Review: Leonard Chang's novel "Fade to Clear"


July 1, 2004


ROBERT SIEGEL, host:

In the fictional world of novels, Allen Choice is a private investigator. His real-life creator, writer Leonard Chang, has just released a new book; it's called "Fade to Clear." And Alan Cheuse has this review.


ALAN CHEUSE reporting:


Allen Choice, otherwise known as "The Block," a big, brawny and tenderhearted Korean-American private eye who reads Kierkegaard for pleasure, nearly gets shot to death by a Jamaican gunman at a computer warehouse in Oakland where he's checking for stolen goods. Before that little caper ends, Choice's office has been set on fire and all his company's records destroyed.


Going for long runs in the Berkeley hills with his aptly named girlfriend Serena helps Choice to clear his head, but not enough to keep him from taking on almost immediately a physically and emotionally dangerous new case. His ex-girlfriend, Linda, hires Choice to investigate the abduction of her niece. As his dogged ingenuity as a detective gets him closer and closer to the kidnapped girl, Choice sinks deeper and deeper into physical danger and risks losing his connection to the calming Serena and the possibility, as her father describes it, of a nice Korean wedding.

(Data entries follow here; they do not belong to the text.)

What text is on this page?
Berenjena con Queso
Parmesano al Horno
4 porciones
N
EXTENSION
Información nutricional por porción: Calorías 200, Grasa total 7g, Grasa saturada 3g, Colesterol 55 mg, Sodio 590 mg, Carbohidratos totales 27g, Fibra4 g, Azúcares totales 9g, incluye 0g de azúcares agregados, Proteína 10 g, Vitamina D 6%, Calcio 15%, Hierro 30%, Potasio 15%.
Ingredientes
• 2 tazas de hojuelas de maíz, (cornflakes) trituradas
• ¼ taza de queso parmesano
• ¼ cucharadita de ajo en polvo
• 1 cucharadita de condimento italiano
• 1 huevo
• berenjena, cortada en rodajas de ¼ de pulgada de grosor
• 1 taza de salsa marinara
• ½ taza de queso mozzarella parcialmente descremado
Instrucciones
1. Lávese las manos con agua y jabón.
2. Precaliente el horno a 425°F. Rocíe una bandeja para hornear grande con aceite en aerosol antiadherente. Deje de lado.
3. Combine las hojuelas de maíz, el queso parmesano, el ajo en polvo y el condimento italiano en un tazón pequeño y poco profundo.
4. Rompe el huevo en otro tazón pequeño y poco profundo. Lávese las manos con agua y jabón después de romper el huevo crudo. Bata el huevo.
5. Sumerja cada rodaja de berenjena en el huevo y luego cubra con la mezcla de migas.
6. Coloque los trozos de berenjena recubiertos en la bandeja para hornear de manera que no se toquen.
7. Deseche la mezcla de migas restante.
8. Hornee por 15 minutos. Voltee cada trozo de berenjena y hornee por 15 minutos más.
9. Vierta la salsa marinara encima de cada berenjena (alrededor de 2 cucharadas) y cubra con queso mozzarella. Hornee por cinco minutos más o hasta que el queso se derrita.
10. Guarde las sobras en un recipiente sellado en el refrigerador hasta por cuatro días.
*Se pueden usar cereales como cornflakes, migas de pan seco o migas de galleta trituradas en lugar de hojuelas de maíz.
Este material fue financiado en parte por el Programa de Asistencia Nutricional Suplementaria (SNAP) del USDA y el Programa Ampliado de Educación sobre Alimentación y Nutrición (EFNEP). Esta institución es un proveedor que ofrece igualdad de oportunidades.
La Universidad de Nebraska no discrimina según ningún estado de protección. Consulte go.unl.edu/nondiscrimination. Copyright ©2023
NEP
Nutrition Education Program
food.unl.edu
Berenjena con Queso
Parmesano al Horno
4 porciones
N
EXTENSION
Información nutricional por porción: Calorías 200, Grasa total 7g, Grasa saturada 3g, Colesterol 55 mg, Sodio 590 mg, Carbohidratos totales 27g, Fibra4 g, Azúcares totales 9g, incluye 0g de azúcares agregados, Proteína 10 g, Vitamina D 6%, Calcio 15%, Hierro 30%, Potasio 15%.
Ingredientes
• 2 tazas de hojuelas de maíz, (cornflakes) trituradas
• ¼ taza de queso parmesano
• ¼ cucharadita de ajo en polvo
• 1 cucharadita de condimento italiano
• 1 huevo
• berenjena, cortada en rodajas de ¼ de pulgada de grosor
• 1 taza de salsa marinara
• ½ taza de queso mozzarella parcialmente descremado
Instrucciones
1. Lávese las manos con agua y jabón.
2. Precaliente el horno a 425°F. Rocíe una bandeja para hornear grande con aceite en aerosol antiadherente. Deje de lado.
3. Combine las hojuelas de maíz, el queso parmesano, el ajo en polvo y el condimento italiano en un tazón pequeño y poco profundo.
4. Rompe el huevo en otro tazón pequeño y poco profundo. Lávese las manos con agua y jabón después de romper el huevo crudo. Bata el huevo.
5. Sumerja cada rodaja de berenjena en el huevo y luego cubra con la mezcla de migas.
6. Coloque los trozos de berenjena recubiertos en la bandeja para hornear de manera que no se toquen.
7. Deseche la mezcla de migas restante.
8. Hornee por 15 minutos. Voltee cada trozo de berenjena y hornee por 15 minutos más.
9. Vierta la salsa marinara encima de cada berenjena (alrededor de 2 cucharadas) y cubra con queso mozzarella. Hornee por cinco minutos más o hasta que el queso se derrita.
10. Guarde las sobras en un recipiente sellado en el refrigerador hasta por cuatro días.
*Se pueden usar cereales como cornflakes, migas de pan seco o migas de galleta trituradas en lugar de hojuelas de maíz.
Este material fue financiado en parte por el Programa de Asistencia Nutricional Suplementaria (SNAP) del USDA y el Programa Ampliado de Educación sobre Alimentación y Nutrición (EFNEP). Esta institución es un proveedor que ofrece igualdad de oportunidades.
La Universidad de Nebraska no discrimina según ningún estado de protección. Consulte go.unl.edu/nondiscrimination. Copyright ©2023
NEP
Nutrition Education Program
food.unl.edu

Sound delicious, both in terms of plot and psychology? It is. It is. So while you needn't worry about not having read the earlier novels in this series, you will worry like crazy as Choice finds himself at the wrong end of yet another gun. And you'll also worry that you may not be able to get your hands on the early volumes in the series as quickly as you'd like, even while, like me, you're already waiting for the next one.


SIEGEL:

The book is "Fade to Clear" by Leonard Chang. Our reviewer is Alan Cheuse.